Let’s make it happen! Let’s have there be fewer divorces in 2014 than there were in 2013. We all became therapists because we wanted to make the world a better place, so let’s all make this our New Year’s Resolutions as therapists. Even if you’re not a couples counselor, you can still make this a goal for the new year. I’m going to explain how:
Couples counselor: We can all sharpen our skills. One thing I do is I subscribe to the Couple’s Institute newsletter. They often have great free blog posts and videos. And even though I literally wrote the book on couples counseling, I still read up on the subject all the time and go to as many training seminars as possible. Improving our success rate and being the most amazing therapist possible is the first step in decreasing the divorce rate.
Individual therapist: Even if you never work with couples, the odds are high that your client is in a relationship or wants to be in one. A lot of the skills that couples counselors teach couples can also be taught to the individual to improve their relationship. Individual counseling with a focus on the relationship is actually very effective. I should know, I do this all the time with my individual clients. If you’re wondering how to do individual therapy with a focus on relationship repair, probably the best thing to do is to actually get some couples counseling training and simply apply what you learn to the individual.

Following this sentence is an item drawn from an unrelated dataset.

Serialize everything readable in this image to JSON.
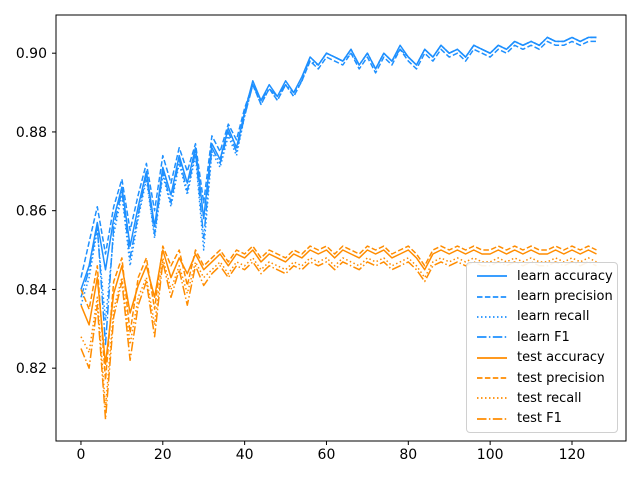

Child therapist: It is my opinion that if a child is in therapy, their parents should also be in therapy. We know from the research that parents of special needs children are much more likely to divorce. You also know from your professional experience how much divorce hurts children. Although as a child therapist there may not be much you can do as far as saving the parent’s marriage, why not gently encourage them to see a couples counselor? A lot of you work at an agency or group practice. If that’s the case, why not set it up so that while you are seeing the couple’s child, they can be seeing their own couples counselor down the hall? That way there is no inconvenience and gives them something to do instead of just reading the same magazine again and again in the waiting room.
And don’t get me wrong, I believe that there is a time and place for everything, including divorce. That being said, I do feel that most divorces can and should be prevented. We know from the research that most people have a “type” that they tend to fall in love for over and over again. This “type”, although very attractive at first, may also cause conflicts for them later. I feel it’s better for people to resolve their differences rather than date someone new and just eventually have the same problems with them. Let’s try to make this a better year for these couples.